The travel of a person from home to office and vice-versa relies on walking on roads, as one can imagine. But the reality shows a stark lack of pedestrian-friendly roads and transportation means within Chennai. (see the gallery images)
Like any other growing city, Chennai also gives importance to the four-wheelers, which is one-third of its population. Do I mean that there is not a single footpath in Chennai? NO.
Anyone who has been to Chennai can easily understand that it is not just the lack of proper footpaths but also the inappropriate usage of the existing ones. A very fine footpath is present on the promenade of Marina Beach. However, examples like these are rare.
The plight of the pedestrians is at stake. This puts them in unguarded danger since the situation of road safety is bleak. This recklessness has cost several lives. A minimum of 20 pedestrians meets with an accident every day, ranging from minor injuries to fatal deaths. Sadly, Tamil Nadu also tops list of states with most pedestrian deaths in the country.
Strategies to Make Cities Walkable
The need of the hour in Chennai is to provide safe infrastructure for pedestrians. Because, no matter how much we prioritize vehicles over pedestrians, people would not and should not stop walking.
Walkability is no longer just an idea. The evidence from a growing body of research shows that walkable neighbourhoods not only raise housing prices but reduce crime, improve health, spur creativity, and encourage more civic engagement in our communities.
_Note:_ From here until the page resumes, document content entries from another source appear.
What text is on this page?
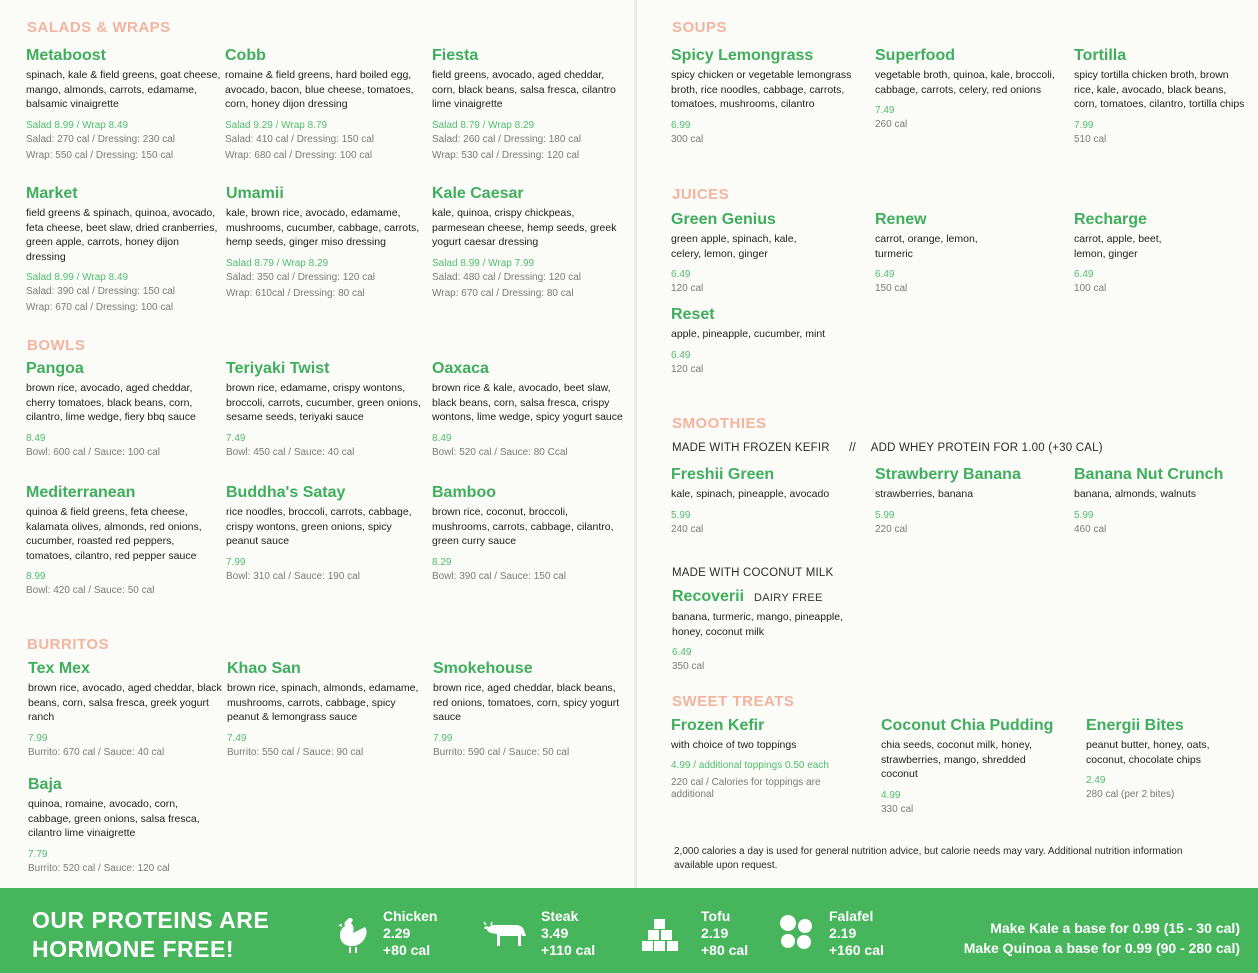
SALADS & WRAPS
Metaboost
spinach, kale & field greens, goat cheese, mango, almonds, carrots, edamame, balsamic vinaigrette
Salad 8.99 / Wrap 8.49
Salad: 270 cal / Dressing: 230 cal
Wrap: 550 cal / Dressing: 150 cal
Cobb
romaine & field greens, hard boiled egg, avocado, bacon, blue cheese, tomatoes, corn, honey dijon dressing
Salad 9.29 / Wrap 8.79
Salad: 410 cal / Dressing: 150 cal
Wrap: 680 cal / Dressing: 100 cal
Fiesta
field greens, avocado, aged cheddar, corn, black beans, salsa fresca, cilantro lime vinaigrette
Salad 8.79 / Wrap 8.29
Salad: 260 cal / Dressing: 180 cal
Wrap: 530 cal / Dressing: 120 cal
Market
field greens & spinach, quinoa, avocado, feta cheese, beet slaw, dried cranberries, green apple, carrots, honey dijon dressing
Salad 8.99 / Wrap 8.49
Salad: 390 cal / Dressing: 150 cal
Wrap: 670 cal / Dressing: 100 cal
Umamii
kale, brown rice, avocado, edamame, mushrooms, cucumber, cabbage, carrots, hemp seeds, ginger miso dressing
Salad 8.79 / Wrap 8.29
Salad: 350 cal / Dressing: 120 cal
Wrap: 610cal / Dressing: 80 cal
Kale Caesar
kale, quinoa, crispy chickpeas, parmesean cheese, hemp seeds, greek yogurt caesar dressing
Salad 8.99 / Wrap 7.99
Salad: 480 cal / Dressing: 120 cal
Wrap: 670 cal / Dressing: 80 cal
BOWLS
Pangoa
brown rice, avocado, aged cheddar, cherry tomatoes, black beans, corn, cilantro, lime wedge, fiery bbq sauce
8.49
Bowl: 600 cal / Sauce: 100 cal
Teriyaki Twist
brown rice, edamame, crispy wontons, broccoli, carrots, cucumber, green onions, sesame seeds, teriyaki sauce
7.49
Bowl: 450 cal / Sauce: 40 cal
Oaxaca
brown rice & kale, avocado, beet slaw, black beans, corn, salsa fresca, crispy wontons, lime wedge, spicy yogurt sauce
8.49
Bowl: 520 cal / Sauce: 80 Ccal
Mediterranean
quinoa & field greens, feta cheese, kalamata olives, almonds, red onions, cucumber, roasted red peppers, tomatoes, cilantro, red pepper sauce
8.99
Bowl: 420 cal / Sauce: 50 cal
Buddha's Satay
rice noodles, broccoli, carrots, cabbage, crispy wontons, green onions, spicy peanut sauce
7.99
Bowl: 310 cal / Sauce: 190 cal
Bamboo
brown rice, coconut, broccoli, mushrooms, carrots, cabbage, cilantro, green curry sauce
8.29
Bowl: 390 cal / Sauce: 150 cal
BURRITOS
Tex Mex
brown rice, avocado, aged cheddar, black beans, corn, salsa fresca, greek yogurt ranch
7.99
Burrito: 670 cal / Sauce: 40 cal
Khao San
brown rice, spinach, almonds, edamame, mushrooms, carrots, cabbage, spicy peanut & lemongrass sauce
7.49
Burrito: 550 cal / Sauce: 90 cal
Smokehouse
brown rice, aged cheddar, black beans, red onions, tomatoes, corn, spicy yogurt sauce
7.99
Burrito: 590 cal / Sauce: 50 cal
Baja
quinoa, romaine, avocado, corn, cabbage, green onions, salsa fresca, cilantro lime vinaigrette
7.79
Burrito: 520 cal / Sauce: 120 cal
SOUPS
Spicy Lemongrass
spicy chicken or vegetable lemongrass broth, rice noodles, cabbage, carrots, tomatoes, mushrooms, cilantro
6.99
300 cal
Superfood
vegetable broth, quinoa, kale, broccoli, cabbage, carrots, celery, red onions
7.49
260 cal
Tortilla
spicy tortilla chicken broth, brown rice, kale, avocado, black beans, corn, tomatoes, cilantro, tortilla chips
7.99
510 cal
JUICES
Green Genius
green apple, spinach, kale, celery, lemon, ginger
6.49
120 cal
Renew
carrot, orange, lemon, turmeric
6.49
150 cal
Recharge
carrot, apple, beet, lemon, ginger
6.49
100 cal
Reset
apple, pineapple, cucumber, mint
6.49
120 cal
SMOOTHIES
MADE WITH FROZEN KEFIR // ADD WHEY PROTEIN FOR 1.00 (+30 CAL)
Freshii Green
kale, spinach, pineapple, avocado
5.99
240 cal
Strawberry Banana
strawberries, banana
5.99
220 cal
Banana Nut Crunch
banana, almonds, walnuts
5.99
460 cal
MADE WITH COCONUT MILK
Recoverii DAIRY FREE
banana, turmeric, mango, pineapple, honey, coconut milk
6.49
350 cal
SWEET TREATS
Frozen Kefir
with choice of two toppings
4.99 / additional toppings 0.50 each
220 cal / Calories for toppings are additional
Coconut Chia Pudding
chia seeds, coconut milk, honey, strawberries, mango, shredded coconut
4.99
330 cal
Energii Bites
peanut butter, honey, oats, coconut, chocolate chips
2.49
280 cal (per 2 bites)
2,000 calories a day is used for general nutrition advice, but calorie needs may vary. Additional nutrition information available upon request.
OUR PROTEINS ARE
HORMONE FREE!
Chicken
2.29
+80 cal
Steak
3.49
+110 cal
Tofu
2.19
+80 cal
Falafel
2.19
+160 cal
Make Kale a base for 0.99 (15 - 30 cal)
Make Quinoa a base for 0.99 (90 - 280 cal)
I envision a scenario where people can commute to places by walking or cycling in safe and comfortable surroundings. Furthermore, I have a humble set of ideas to strategize pedestrianisation and livability.
- Creating a good network of pedestrian infrastructure starting with footpaths and educating people of its usage through public participation campaigns
- Enforcing laws that take actions on people misusing the infrastructure.
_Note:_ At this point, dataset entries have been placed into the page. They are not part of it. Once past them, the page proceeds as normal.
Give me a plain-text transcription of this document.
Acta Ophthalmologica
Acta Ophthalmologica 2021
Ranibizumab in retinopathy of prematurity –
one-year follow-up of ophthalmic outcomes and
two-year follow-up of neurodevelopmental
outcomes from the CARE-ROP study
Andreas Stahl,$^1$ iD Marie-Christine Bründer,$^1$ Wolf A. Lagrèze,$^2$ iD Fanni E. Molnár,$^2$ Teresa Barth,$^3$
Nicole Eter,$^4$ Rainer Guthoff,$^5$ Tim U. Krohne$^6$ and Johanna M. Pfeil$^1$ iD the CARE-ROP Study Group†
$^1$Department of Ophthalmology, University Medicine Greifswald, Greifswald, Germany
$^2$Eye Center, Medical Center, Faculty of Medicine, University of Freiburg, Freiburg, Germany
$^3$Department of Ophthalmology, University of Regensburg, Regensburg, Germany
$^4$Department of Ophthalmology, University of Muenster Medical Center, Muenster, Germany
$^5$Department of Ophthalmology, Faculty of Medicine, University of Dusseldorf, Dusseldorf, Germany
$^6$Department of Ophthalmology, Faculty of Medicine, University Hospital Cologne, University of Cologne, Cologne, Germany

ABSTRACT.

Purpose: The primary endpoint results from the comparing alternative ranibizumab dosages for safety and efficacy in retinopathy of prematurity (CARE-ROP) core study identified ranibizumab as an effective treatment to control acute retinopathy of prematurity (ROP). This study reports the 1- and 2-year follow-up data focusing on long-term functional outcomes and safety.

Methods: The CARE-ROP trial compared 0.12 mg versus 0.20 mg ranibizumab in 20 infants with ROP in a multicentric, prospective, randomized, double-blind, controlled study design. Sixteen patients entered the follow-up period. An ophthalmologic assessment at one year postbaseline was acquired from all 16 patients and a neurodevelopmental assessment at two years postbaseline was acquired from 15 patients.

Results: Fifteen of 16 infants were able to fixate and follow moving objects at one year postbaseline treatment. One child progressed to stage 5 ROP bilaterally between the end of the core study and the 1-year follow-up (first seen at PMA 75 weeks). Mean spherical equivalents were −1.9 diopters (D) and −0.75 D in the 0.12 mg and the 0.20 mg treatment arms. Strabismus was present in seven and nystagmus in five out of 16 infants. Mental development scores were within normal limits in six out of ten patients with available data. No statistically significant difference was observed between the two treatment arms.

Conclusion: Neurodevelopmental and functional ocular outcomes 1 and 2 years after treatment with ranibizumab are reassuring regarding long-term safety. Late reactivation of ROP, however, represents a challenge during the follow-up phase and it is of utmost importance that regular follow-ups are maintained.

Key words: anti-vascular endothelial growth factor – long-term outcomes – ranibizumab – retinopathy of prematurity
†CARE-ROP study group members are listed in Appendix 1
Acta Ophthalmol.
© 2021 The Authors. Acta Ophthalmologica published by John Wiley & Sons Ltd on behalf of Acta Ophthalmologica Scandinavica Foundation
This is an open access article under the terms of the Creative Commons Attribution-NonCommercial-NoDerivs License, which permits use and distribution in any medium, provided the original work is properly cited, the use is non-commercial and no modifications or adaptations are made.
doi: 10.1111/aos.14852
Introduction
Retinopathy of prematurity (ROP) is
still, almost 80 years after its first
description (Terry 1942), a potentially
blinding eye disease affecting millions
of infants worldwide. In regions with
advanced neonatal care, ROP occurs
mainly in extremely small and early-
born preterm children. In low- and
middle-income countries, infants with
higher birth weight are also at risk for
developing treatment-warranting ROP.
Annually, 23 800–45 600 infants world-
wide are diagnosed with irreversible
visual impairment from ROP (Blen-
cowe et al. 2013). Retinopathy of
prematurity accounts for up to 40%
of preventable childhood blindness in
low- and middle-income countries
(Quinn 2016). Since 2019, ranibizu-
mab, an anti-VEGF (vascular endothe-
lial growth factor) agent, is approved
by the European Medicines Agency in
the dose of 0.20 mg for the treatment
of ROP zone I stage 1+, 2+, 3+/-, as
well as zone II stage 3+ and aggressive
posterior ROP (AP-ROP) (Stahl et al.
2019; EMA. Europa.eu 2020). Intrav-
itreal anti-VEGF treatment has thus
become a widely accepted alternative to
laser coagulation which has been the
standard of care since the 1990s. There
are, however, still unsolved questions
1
- Providing hawker modules and demarcating their zones because they are a part of our economy as well.
- Designing well-connected cycle tracks, especially in school and office zones.
- Activating public spots to encourage social interactions and cohesion.
- Utilizing the dead corridors or urban voids and transforming them into walking and cycling zones.
The strategies are simple and straightforward. It is not one of these strategies but a combination of it will bring about a positive impact on the livability aspect of the Indian cities. The challenge lies in creating awareness about the proper utilisation of the infrastructure the cities have already laid out for its people. Also, engaging citizens in the city’s decision-making process.
These fundamental steps will truly make the cities participatory, smart, responsive and livable. Let’s hope for walkable Chennai again.